Yesterday, the Ohio Chamber testified in support of Senate Bill 220, a bill that would grant businesses who institute cybersecurity programs with legal protections if a data breach were to occur. This legislation benefits Ohio’s businesses and Ohio’s business climate by incentivizing businesses to invest in, and maintain, reasonable cybersecurity measures to protect employee, customer, and other private information. The bill creates a legal “safe harbor” for businesses who voluntarily invest in and improve their cybersecurity. This “safe harbor” is an affirmative defense that a business would be able to raise in a lawsuit seeking damages under tort law, such as negligence, following a data breach. It does not bar a lawsuit but provides the opportunity for a business to provide evidence that reasonable policies and protections were in place to prevent the breach and, essentially, provides guidance as to what is reasonable. Judges and juries would still decide, depending on the unique facts and evidence of a case, whether the business meets its burden to raise the affirmative defense provided under this bill.

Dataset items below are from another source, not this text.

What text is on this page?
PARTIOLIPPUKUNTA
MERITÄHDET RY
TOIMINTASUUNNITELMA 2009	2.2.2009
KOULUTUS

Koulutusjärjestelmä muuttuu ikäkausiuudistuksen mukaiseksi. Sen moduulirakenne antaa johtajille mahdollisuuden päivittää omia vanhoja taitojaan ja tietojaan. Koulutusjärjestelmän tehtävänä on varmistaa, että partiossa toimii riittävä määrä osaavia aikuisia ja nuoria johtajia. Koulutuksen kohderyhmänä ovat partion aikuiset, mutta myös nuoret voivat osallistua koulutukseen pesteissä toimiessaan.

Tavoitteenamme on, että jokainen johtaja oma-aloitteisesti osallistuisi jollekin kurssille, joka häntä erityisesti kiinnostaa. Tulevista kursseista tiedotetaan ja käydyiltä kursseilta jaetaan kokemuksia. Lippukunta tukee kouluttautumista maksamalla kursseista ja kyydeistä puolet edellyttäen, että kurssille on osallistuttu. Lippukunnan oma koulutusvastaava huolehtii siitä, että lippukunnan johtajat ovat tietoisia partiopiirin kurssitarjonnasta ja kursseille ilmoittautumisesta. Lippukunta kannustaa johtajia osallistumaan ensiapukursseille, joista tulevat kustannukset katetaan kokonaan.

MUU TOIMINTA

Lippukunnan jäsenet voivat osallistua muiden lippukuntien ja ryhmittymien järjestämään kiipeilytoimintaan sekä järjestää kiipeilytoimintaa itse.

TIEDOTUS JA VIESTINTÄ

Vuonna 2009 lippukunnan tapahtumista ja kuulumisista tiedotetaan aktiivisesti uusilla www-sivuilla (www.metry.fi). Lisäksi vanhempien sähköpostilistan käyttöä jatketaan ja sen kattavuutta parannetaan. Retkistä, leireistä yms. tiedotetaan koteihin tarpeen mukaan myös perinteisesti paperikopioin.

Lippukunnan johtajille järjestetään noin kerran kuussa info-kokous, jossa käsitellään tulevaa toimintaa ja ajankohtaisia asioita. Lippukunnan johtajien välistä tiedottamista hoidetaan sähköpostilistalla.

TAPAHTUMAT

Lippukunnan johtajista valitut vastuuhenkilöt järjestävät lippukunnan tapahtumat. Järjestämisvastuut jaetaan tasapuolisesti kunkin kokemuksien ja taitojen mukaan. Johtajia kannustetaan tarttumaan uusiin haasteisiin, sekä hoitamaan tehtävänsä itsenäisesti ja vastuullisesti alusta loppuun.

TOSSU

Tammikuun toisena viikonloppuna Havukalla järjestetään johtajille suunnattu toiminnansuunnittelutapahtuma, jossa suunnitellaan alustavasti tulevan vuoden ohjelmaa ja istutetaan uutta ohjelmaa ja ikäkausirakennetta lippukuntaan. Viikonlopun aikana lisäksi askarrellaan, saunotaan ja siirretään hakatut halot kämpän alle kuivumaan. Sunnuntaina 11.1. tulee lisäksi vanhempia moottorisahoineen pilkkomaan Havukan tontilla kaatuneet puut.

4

SB 220 lays out the standards under which a business may utilize the safe harbor. The business’s cybersecurity program must protect the security and confidentiality of consumers’ personal information, protect against any anticipated threats or hazards to personal information, and protect against unauthorized access of personal information that is likely to result in material risk of identity fraud. The bill states that businesses must not only create but maintain a written cybersecurity program that meets the administrative, technical, and physical safeguards for the protection of personal information guidelines or framework created by the National Institute of Standards and Technology (NIST) or other industry cybersecurity framework described in the bill.
The bill goes on to provide five factors to evaluate the reasonableness of the business’s program including size and complexity of the business, the resources available to the covered entity, and the nature of the personal information to be protected. This allows for scalability across the spectrum of businesses in the state—from small businesses to Fortune 500 companies. Lastly, SB 220 provides eight industry-recognized cybersecurity frameworks that a business may choose to follow for its program. This provides flexibility and accountability. The bill takes into account the differing nature and needs of businesses throughout the state by allowing the business to choose the framework that makes the most sense for that particular business. While providing flexibility, it also provides accountability by requiring businesses to continually update the processes and procedures of their programs as those frameworks are updated. The bill provides businesses with one year from the effective date of any updates to make the necessary changes.
At the same time, SB 220 is truly voluntary and does not create minimum standards that all businesses in the state would be required to follow. Importantly, the legislation explicitly states that the bill does not create a new cause of action against businesses that choose not to institute a cybersecurity program under this section. Those that choose not to would simply be unable to raise the “safe harbor” or affirmative defense in data breach lawsuit.
At the end of the day, everyone wants their personal information to be protected. This bill provides additional incentive for businesses to voluntarily invest in programs to protect personal data and requires routine maintenance of the programs and procedures. It will build upon the work already done to improve Ohio’s legal climate. We appreciate the work of Ohio Attorney General Mike DeWine through the CyberOhio Initiative for spurring this conversation and Senators Hackett and Bacon for bringing forward this legislation and we will continue to advocate for its passage.